Pregnancy apps support millions of women through one of life's most vulnerable seasons, yet many prioritize business goals over user needs through sign-up barriers, intrusive ads, opaque data practices, and fragmented experiences. As lead UX researcher, I conducted a mixed-methods study, gathering quantitative data from 59 pregnant women through an online survey and qualitative data through an online co-design case study involving four pregnant women and one gynecologist. The research explored women's perceptions of pregnancy app design, information credibility, utility, and the challenges they encounter when using these apps. These insights informed a redesigned experience centered on trust, usefulness, and a more holistic pregnancy journey.
Pregnancy apps are often a first stop for reassurance — sometimes the main source of guidance when structured prenatal care is hard to reach. That makes them powerful, and it raises the bar for how they should treat the people who use them.
The market leaders are free, ad-supported, and owned by large media companies. Their revenue depends on attention and data, which sets up a quiet conflict: the user needs a calm, private, trustworthy companion, while the product is incentivised to capture, monetise, and retain. This case study examines where that conflict surfaces in the interface — and how design can resolve it without breaking the business.
I used an explanatory sequential mixed-methods design: quantitative first to find the patterns, qualitative second to understand them — closing with co-design so women shaped the solutions, not just described the problems.
A structured survey measured how women use pregnancy apps and where they break down.
An online co-design case study with four pregnant women and one gynecologist unpacked the "why" behind the survey patterns.
Participants helped envision better solutions, grounding the redesign in lived experience.
I mapped recurring frustrations to Nielsen's usability heuristics to prioritise by severity.
Across the survey and case studies, women described unexpected app behaviour, sign-up walls, slow loading, intrusive ads, incomplete tracking, and insufficient information. Mapped to Nielsen's usability heuristics, four issues stood out — rated below by severity.
Core week-by-week content is locked behind account creation, with no option to browse as a guest. The wall lands at the exact moment a user came for reassurance.
Heuristic: user control & freedomReporting describes sign-up passing a user's email to third-party advertisers, triggering immediate marketing spam — with no clear, upfront consent.
Heuristic: consent & transparencyReviewers describe ads sitting inside the content flow with small close targets, making accidental taps and unwanted redirects easy — and losing their place.
Heuristic: error preventionUsers report being unable to proceed without logging a pregnancy status, with no graceful, supportive way to handle a loss.
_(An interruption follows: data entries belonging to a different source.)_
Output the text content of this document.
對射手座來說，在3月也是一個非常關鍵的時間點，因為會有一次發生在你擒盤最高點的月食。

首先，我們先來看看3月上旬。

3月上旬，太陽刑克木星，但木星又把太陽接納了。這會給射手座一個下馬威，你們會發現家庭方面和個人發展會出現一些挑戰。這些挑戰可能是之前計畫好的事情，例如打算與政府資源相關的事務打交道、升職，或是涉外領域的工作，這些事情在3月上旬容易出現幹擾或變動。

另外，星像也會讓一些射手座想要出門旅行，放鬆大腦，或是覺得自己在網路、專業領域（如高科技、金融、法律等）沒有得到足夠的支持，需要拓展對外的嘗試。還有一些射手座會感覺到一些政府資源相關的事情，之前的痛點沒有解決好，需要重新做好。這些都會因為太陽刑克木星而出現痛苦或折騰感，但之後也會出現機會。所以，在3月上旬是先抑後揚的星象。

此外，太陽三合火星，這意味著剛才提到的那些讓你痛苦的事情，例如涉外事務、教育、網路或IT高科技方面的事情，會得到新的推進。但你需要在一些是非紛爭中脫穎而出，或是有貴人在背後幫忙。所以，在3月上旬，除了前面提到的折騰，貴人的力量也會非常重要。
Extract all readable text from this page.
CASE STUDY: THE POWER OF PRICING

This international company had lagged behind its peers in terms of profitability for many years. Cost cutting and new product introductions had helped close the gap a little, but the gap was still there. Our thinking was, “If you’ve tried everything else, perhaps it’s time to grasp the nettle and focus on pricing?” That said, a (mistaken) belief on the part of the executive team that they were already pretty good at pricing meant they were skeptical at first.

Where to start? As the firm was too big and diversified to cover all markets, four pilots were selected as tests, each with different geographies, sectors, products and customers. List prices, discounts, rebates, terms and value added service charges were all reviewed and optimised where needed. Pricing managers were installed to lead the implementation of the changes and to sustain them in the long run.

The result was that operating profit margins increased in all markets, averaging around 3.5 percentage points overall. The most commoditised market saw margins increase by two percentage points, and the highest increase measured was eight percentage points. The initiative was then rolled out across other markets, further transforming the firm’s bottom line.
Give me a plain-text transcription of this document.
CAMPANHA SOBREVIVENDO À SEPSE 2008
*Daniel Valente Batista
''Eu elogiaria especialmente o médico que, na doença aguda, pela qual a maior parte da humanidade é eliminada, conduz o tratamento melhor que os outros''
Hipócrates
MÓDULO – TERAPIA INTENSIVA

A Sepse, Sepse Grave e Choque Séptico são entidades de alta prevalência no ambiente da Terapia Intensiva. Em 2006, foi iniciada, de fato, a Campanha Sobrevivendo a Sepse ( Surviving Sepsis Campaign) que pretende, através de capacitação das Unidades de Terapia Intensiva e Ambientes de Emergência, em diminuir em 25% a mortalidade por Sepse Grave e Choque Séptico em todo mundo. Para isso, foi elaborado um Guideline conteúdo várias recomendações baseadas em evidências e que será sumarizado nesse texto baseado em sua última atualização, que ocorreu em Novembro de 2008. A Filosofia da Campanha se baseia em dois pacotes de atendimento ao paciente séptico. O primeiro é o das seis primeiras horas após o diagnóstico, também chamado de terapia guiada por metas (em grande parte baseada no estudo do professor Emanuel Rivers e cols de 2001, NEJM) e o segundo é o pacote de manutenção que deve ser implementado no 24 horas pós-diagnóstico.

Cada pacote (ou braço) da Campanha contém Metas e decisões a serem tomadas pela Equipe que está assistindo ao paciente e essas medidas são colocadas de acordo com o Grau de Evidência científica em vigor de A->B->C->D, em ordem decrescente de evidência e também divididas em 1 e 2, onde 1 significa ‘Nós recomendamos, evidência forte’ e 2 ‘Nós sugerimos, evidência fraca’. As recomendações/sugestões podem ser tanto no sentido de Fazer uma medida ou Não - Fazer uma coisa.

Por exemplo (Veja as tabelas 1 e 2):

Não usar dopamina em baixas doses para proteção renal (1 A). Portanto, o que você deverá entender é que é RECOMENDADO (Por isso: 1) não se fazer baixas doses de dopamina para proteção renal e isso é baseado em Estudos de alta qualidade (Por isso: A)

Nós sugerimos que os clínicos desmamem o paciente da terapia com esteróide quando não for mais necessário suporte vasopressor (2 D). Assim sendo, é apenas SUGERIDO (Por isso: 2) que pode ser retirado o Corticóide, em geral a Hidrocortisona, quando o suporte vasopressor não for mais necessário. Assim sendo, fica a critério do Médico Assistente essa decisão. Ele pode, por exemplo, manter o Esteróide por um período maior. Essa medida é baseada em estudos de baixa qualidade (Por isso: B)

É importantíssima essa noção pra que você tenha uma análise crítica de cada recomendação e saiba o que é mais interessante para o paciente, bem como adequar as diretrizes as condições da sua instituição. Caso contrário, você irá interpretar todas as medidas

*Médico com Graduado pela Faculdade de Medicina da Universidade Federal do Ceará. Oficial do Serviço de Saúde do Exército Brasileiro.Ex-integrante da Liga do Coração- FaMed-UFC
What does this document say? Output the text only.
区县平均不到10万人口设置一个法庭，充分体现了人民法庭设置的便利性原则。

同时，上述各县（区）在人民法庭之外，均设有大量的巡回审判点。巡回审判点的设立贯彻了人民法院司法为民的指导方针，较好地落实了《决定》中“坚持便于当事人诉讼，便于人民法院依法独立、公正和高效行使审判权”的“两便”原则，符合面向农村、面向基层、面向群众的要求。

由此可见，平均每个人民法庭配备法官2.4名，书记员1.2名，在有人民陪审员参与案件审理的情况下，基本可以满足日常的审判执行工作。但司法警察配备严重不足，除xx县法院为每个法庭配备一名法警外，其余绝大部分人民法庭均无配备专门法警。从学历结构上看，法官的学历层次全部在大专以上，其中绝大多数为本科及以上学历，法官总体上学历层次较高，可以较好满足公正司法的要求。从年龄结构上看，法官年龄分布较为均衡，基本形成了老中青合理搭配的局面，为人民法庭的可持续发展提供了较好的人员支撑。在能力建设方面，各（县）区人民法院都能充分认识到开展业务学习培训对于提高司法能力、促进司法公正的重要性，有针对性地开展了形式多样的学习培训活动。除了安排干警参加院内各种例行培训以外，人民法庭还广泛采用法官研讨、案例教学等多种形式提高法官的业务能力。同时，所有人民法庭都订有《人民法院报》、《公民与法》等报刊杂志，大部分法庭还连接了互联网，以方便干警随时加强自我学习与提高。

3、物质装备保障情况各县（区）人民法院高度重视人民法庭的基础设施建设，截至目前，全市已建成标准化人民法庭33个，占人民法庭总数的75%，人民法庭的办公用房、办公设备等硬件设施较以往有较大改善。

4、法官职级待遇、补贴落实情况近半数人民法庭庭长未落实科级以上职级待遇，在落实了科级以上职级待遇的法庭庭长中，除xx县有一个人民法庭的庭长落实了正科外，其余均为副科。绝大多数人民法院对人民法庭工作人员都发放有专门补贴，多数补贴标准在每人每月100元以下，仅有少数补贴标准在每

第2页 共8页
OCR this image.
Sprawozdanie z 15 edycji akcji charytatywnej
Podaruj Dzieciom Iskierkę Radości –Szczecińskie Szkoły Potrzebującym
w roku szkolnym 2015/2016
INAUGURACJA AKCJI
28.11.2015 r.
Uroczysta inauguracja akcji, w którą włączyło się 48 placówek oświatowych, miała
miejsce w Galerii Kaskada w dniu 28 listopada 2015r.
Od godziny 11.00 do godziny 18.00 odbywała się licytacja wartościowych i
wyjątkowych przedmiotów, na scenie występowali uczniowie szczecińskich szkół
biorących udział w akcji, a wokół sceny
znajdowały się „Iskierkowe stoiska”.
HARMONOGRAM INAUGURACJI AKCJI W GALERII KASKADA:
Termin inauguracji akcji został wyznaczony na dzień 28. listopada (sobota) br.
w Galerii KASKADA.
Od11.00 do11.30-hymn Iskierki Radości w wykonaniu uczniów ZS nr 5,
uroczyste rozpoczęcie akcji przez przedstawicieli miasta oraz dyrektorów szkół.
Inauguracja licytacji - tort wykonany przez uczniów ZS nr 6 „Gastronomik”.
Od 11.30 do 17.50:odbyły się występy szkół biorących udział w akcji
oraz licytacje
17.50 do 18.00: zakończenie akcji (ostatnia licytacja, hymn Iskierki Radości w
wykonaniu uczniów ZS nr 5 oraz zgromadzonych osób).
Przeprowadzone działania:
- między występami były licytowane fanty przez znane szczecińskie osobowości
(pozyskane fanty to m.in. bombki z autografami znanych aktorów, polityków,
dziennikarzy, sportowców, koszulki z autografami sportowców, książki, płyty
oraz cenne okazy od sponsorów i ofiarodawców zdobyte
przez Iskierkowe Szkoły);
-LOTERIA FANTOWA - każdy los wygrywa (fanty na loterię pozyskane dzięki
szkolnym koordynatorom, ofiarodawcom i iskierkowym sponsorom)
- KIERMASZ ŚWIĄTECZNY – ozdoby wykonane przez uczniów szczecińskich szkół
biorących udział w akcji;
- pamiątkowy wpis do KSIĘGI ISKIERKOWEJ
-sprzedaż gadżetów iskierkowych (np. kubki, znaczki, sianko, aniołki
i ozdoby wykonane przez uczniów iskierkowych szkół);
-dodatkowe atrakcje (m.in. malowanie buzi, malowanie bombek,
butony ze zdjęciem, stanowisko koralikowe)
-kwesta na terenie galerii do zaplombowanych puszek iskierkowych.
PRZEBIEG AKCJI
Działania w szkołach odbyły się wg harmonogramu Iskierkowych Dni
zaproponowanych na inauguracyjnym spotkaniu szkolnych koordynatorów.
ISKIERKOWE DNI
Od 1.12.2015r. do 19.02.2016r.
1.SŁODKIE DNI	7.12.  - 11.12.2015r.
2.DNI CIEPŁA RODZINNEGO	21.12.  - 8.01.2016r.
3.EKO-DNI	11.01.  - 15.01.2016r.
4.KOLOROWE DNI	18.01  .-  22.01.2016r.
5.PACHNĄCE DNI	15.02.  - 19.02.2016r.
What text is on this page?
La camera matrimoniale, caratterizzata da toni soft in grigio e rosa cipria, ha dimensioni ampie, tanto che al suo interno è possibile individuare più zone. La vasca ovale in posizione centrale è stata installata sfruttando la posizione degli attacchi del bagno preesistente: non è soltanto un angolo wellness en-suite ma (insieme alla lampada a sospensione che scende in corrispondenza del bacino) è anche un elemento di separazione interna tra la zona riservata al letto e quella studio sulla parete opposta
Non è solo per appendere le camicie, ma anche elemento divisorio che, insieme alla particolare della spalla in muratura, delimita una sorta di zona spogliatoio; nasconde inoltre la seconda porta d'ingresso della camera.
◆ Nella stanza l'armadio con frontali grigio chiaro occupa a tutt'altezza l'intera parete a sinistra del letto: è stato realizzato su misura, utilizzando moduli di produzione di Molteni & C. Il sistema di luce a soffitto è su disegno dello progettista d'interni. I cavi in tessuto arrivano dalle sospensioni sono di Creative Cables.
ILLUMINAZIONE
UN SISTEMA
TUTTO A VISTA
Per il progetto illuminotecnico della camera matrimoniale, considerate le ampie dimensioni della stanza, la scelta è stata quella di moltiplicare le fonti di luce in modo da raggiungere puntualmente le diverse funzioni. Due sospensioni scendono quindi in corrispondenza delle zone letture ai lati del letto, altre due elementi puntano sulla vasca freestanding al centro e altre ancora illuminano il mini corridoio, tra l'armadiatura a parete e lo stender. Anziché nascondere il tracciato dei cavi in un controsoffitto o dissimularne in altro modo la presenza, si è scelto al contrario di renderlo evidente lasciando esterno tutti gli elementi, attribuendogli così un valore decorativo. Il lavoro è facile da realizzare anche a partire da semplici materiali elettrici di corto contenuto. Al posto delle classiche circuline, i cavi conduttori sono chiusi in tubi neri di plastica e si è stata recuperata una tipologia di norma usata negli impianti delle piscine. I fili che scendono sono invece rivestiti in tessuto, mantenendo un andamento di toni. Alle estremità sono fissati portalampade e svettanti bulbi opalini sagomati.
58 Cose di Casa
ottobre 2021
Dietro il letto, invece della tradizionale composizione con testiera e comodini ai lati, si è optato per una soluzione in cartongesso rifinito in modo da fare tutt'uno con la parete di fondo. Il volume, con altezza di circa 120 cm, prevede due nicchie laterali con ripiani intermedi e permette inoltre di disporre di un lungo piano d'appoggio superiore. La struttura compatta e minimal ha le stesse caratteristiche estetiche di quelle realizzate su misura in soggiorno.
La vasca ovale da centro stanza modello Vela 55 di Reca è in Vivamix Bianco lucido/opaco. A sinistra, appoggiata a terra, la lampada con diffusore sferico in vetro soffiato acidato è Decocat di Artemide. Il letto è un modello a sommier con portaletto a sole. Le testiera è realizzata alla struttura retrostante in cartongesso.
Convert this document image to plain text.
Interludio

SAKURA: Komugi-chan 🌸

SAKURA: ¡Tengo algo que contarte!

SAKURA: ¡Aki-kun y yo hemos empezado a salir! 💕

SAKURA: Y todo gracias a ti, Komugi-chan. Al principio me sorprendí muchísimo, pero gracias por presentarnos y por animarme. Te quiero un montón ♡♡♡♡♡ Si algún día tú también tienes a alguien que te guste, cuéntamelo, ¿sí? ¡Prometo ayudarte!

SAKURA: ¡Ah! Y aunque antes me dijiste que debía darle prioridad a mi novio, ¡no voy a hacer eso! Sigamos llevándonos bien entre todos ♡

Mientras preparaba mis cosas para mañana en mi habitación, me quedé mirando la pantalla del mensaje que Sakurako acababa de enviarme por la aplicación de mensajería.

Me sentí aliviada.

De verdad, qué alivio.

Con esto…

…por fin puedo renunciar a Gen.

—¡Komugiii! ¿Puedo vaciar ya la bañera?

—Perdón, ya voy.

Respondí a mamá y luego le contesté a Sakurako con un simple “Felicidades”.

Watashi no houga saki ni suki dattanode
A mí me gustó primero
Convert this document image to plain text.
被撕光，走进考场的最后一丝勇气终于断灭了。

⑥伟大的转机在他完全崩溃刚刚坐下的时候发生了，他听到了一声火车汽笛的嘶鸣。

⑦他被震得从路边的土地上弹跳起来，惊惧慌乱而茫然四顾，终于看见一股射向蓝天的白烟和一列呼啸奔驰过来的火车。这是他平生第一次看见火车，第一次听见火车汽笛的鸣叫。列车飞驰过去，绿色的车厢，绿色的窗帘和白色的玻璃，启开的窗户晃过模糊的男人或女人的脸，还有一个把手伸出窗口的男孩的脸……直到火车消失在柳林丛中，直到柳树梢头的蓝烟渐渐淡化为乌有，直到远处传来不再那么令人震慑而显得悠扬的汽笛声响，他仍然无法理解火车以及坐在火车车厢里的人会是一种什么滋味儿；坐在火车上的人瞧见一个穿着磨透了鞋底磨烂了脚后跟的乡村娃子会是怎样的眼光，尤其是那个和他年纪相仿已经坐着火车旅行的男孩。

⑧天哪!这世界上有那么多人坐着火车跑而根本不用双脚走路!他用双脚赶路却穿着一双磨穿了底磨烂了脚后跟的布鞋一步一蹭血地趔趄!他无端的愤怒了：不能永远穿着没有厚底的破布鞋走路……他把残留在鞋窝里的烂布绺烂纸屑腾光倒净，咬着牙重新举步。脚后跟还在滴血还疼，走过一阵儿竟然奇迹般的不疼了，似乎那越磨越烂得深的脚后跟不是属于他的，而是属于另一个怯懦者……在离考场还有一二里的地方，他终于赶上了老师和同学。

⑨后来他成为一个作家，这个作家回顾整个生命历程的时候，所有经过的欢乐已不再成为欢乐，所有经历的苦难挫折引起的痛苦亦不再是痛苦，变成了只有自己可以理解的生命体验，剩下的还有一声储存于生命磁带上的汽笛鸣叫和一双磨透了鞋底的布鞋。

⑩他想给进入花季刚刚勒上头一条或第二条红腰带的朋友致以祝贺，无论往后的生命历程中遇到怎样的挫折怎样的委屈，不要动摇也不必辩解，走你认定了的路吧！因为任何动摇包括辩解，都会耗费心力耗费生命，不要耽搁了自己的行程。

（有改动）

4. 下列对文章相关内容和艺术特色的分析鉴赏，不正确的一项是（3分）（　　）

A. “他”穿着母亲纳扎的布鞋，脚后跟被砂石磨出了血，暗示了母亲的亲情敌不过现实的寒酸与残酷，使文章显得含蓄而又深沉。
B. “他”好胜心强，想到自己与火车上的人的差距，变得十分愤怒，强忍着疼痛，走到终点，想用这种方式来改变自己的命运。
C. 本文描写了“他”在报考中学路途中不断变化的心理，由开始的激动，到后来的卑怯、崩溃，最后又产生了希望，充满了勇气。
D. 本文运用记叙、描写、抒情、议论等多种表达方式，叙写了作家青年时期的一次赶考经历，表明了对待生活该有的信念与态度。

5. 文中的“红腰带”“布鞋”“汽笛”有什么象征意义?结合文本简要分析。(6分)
A usability gap becomes real harm.
Heuristic: emotional safetyThe clearest pattern in the data: no single pregnancy app provided all the features women needed, so many juggled several apps at once to manage one pregnancy. And the friction within each app shared one root — the monetisation model winning over the user's need for a private, calm, trustworthy companion.
Women were stitching together a holistic pregnancy experience the apps refused to provide — while each app's business model showed through at their most vulnerable moment.
That reframing changed the brief. The goal wasn't to polish individual screens — it was to prove a pregnancy app could support a more holistic journey and stay viable while putting the user's wellbeing first. Each redesign below keeps a clear path to sign-up and retention, but removes the coercion.
A welcome screen leads with "Continue as guest," with account creation offered as an equal second choice. Users can experience the value first; sign-up is invited, never forced — and progress can be saved later.
Earn the sign-up; don't demand it.
Marketing and data-sharing are separate, plainly-worded toggles — sharing off by default — with the reassurance "we never sell your data" placed right where the decision happens, not buried in fine print.
Consent is a choice, not a checkbox you hide.
The home screen drops in-flow advertising for a calm, single-focus week tracker. The model shifts toward an honest premium tier rather than renting the user's attention to advertisers mid-task.
Calm is a feature, not an upsell.
Updating a journey offers a clear "I experienced a loss" path that never demands a status log, never says "congratulations," and leads with an apology, an offer of support, and a way to pause the app entirely.
Design for the worst day, not just the happy path.
Grounded in the study, each change protects the user while keeping a realistic path to revenue and retention — and points toward the bigger recommendation: a more holistic pregnancy experience, supported by integrating these apps into clinical care.
Guest access removes the wall without removing the sign-up path.
Honest, opt-in defaults reduce the risk of unwanted data sharing.
An ad-free flow eliminates the mis-tap and redirect frustration.
A loss-aware flow turns a harmful gap into a moment of support.
Beyond individual fixes, the study points to two shifts: pregnancy apps should support a more holistic pregnancy experience rather than forcing women to juggle several, and health apps should be integrated into gynecological practice — improving maternal health outcomes and patients' adherence to their care plans. The natural next step is moderated usability testing and a diary study to validate the redesigned flows with women who have used these apps, including those who experienced a loss.